An Evaluation of the Efficacy, Safety, and Tolerability of Abhraloha Compared With Oral Ferrous Ascorbate on Iron Deficiency Anemia in Women: A Randomized Controlled, Parallel-Group, Assessor-Blind Clinical Trial.

Background and objective Iron deficiency anemia (IDA) is a common condition in women for which ferrous ascorbate (FA) is often prescribed, which can lead to multiple side effects. Abhraloha is an Ayurvedic medicine that has been used for decades in India to treat IDA. In this study, we aimed to evaluate the efficacy and safety of Abhraloha with regard to change in hemoglobin (Hb) levels as compared to the standard treatment using FA in participants with IDA. Materials and methods We conducted a single-center, pragmatic, prospective, randomized, active-controlled, two-arm, parallel-group, assessor-blind study to evaluate the efficacy and safety of Abhraloha with regard to change in Hb levels as compared to the standard treatment using FA in participants suffering from IDA. The eligible participants were randomized and were advised to take either Abhraloha (two tablets twice a day) or FA (one tablet twice a day) for eight weeks; they were asked to follow up after 14 days for re-evaluation. On visit 1 and during the study period, the physician assessed the participants on the Pandurog scale and subjective variables. Descriptive statistics were used with unpaired T-test/Mann-Whitney U test for comparison between the groups.
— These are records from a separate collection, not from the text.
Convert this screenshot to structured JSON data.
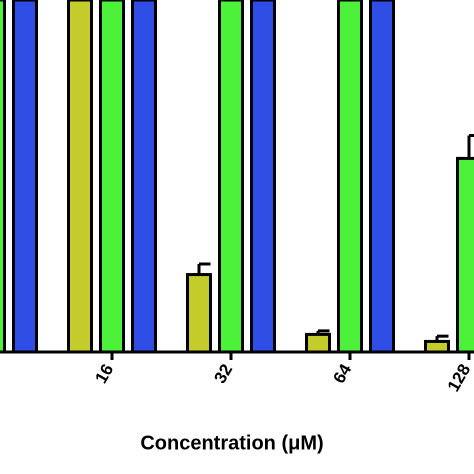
{
  "chart_data": {
    "type": "bar",
    "x_label": "Concentration (μM)",
    "categories": [
      null,
      "16",
      "32",
      "64",
      "128"
    ],
    "series": [
      {
        "color": "#c3cc2b",
        "values": [
          null,
          100,
          22,
          5,
          3
        ],
        "errors": [
          null,
          null,
          3,
          1,
          1.5
        ]
      },
      {
        "color": "#4cf23a",
        "values": [
          100,
          100,
          100,
          100,
          55
        ],
        "errors": [
          null,
          null,
          null,
          null,
          6.5
        ]
      },
      {
        "color": "#2f4ee6",
        "values": [
          100,
          100,
          100,
          100,
          null
        ],
        "errors": [
          null,
          null,
          null,
          null,
          null
        ]
      }
    ],
    "ylim": [
      0,
      100
    ]
  }
}
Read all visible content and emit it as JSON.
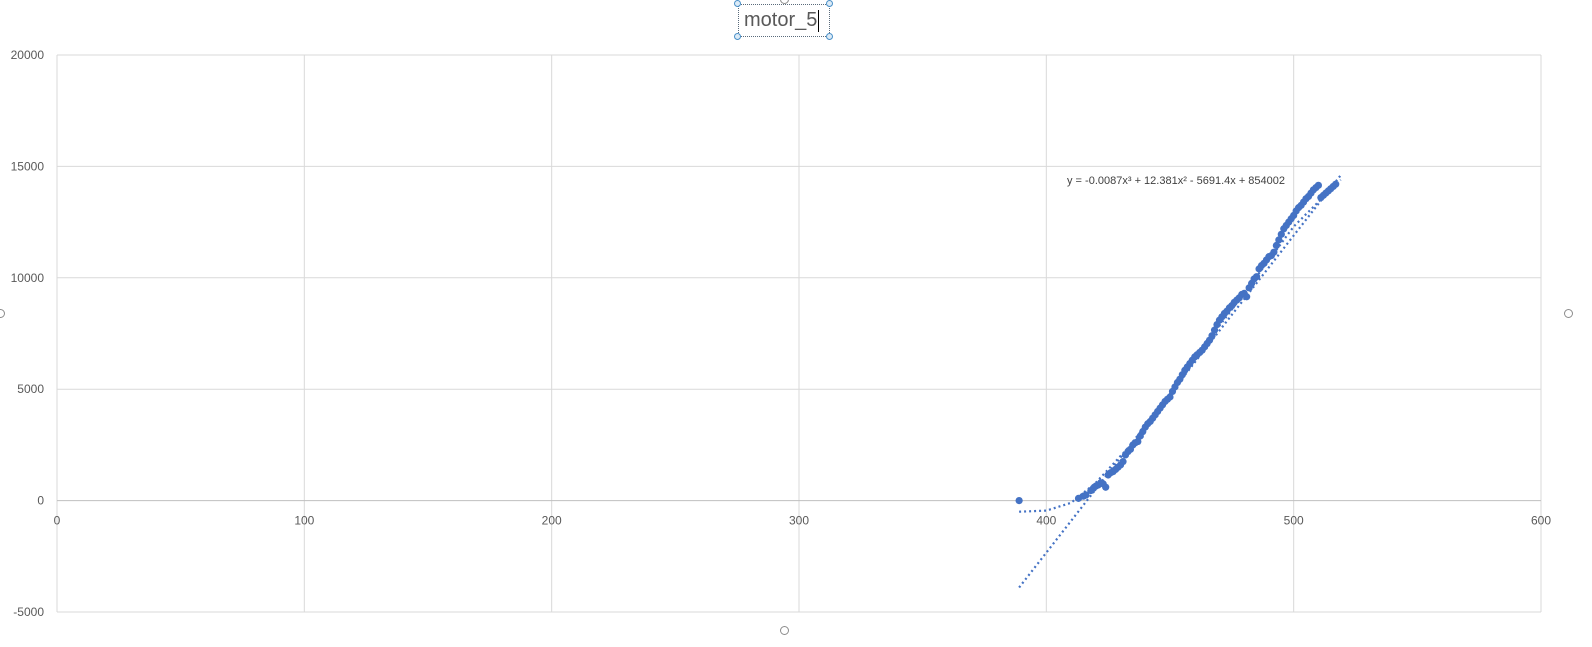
{
  "chart_data": {
    "type": "scatter",
    "title": "motor_5",
    "xlabel": "",
    "ylabel": "",
    "xlim": [
      0,
      600
    ],
    "ylim": [
      -5000,
      20000
    ],
    "x_ticks": [
      0,
      100,
      200,
      300,
      400,
      500,
      600
    ],
    "y_ticks": [
      -5000,
      0,
      5000,
      10000,
      15000,
      20000
    ],
    "grid": true,
    "legend": "none",
    "colors": {
      "marker": "#4472c4",
      "gridline": "#d9d9d9",
      "axis": "#bfbfbf",
      "tick_text": "#595959"
    },
    "series": [
      {
        "points": [
          [
            389,
            0
          ],
          [
            413,
            100
          ],
          [
            415,
            200
          ],
          [
            416,
            250
          ],
          [
            418,
            450
          ],
          [
            419,
            550
          ],
          [
            420,
            650
          ],
          [
            421,
            700
          ],
          [
            422,
            800
          ],
          [
            423,
            750
          ],
          [
            424,
            600
          ],
          [
            425,
            1150
          ],
          [
            426,
            1250
          ],
          [
            427,
            1300
          ],
          [
            428,
            1400
          ],
          [
            429,
            1500
          ],
          [
            430,
            1600
          ],
          [
            431,
            1750
          ],
          [
            432,
            2050
          ],
          [
            433,
            2200
          ],
          [
            434,
            2300
          ],
          [
            435,
            2500
          ],
          [
            436,
            2600
          ],
          [
            437,
            2650
          ],
          [
            438,
            2900
          ],
          [
            439,
            3100
          ],
          [
            440,
            3300
          ],
          [
            441,
            3450
          ],
          [
            442,
            3550
          ],
          [
            443,
            3700
          ],
          [
            444,
            3850
          ],
          [
            445,
            4000
          ],
          [
            446,
            4150
          ],
          [
            447,
            4300
          ],
          [
            448,
            4450
          ],
          [
            449,
            4550
          ],
          [
            450,
            4650
          ],
          [
            451,
            4900
          ],
          [
            452,
            5100
          ],
          [
            453,
            5300
          ],
          [
            454,
            5450
          ],
          [
            455,
            5650
          ],
          [
            456,
            5850
          ],
          [
            457,
            6000
          ],
          [
            458,
            6150
          ],
          [
            459,
            6300
          ],
          [
            460,
            6450
          ],
          [
            461,
            6550
          ],
          [
            462,
            6650
          ],
          [
            463,
            6750
          ],
          [
            464,
            6900
          ],
          [
            465,
            7050
          ],
          [
            466,
            7200
          ],
          [
            467,
            7400
          ],
          [
            468,
            7650
          ],
          [
            469,
            7900
          ],
          [
            470,
            8100
          ],
          [
            471,
            8250
          ],
          [
            472,
            8400
          ],
          [
            473,
            8500
          ],
          [
            474,
            8650
          ],
          [
            475,
            8750
          ],
          [
            476,
            8900
          ],
          [
            477,
            9000
          ],
          [
            478,
            9100
          ],
          [
            479,
            9250
          ],
          [
            480,
            9300
          ],
          [
            481,
            9150
          ],
          [
            482,
            9550
          ],
          [
            483,
            9750
          ],
          [
            484,
            9950
          ],
          [
            485,
            10050
          ],
          [
            486,
            10400
          ],
          [
            487,
            10550
          ],
          [
            488,
            10650
          ],
          [
            489,
            10800
          ],
          [
            490,
            10950
          ],
          [
            491,
            11000
          ],
          [
            492,
            11150
          ],
          [
            493,
            11450
          ],
          [
            494,
            11700
          ],
          [
            495,
            11950
          ],
          [
            496,
            12200
          ],
          [
            497,
            12350
          ],
          [
            498,
            12500
          ],
          [
            499,
            12650
          ],
          [
            500,
            12800
          ],
          [
            501,
            13000
          ],
          [
            502,
            13150
          ],
          [
            503,
            13250
          ],
          [
            504,
            13400
          ],
          [
            505,
            13550
          ],
          [
            506,
            13650
          ],
          [
            507,
            13800
          ],
          [
            508,
            13950
          ],
          [
            509,
            14050
          ],
          [
            510,
            14150
          ],
          [
            511,
            13600
          ],
          [
            512,
            13700
          ],
          [
            513,
            13800
          ],
          [
            514,
            13900
          ],
          [
            515,
            14000
          ],
          [
            516,
            14100
          ],
          [
            517,
            14200
          ]
        ]
      }
    ],
    "trendlines": [
      {
        "type": "polynomial",
        "order": 3,
        "equation": "y = -0.0087x³ + 12.381x² - 5691.4x + 854002",
        "x_range": [
          389,
          519
        ]
      },
      {
        "type": "linear",
        "x_range": [
          389,
          519
        ],
        "start": [
          389,
          -3900
        ],
        "end": [
          519,
          14600
        ]
      }
    ]
  }
}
The Wilcoxon signed-rank test was used for within-group analysis, and the chi-square test/Fisher's exact test was employed for categorical data. Results Based on our findings, Abhraloha tablets significantly increased all the variables including the Pandurog scale after eight weeks of treatment. Abhraloha reduced total iron-binding capacity (TIBC) and peripheral smear lymphocyte (PSL), which is consistent with an improvement in IDA. There was a statistically significant increase in Hb, red blood cell (RBC) count, packed cell volume (PCV), mean corpuscular volume (MCV), and mean corpuscular hemoglobin (MCH) in the Abhraloha group as compared with the FA group at eight weeks. The Abhraloha group also exhibited a statistically significant improvement in all the subjective variables. Abhraloha was found to be safe and well-tolerated among the participants. Conclusions Abhraloha possesses hematinic activity and it improves all the blood indices. It is associated with significantly fewer adverse effects compared to oral iron therapy, which proves that it can be safely used for the treatment of IDA.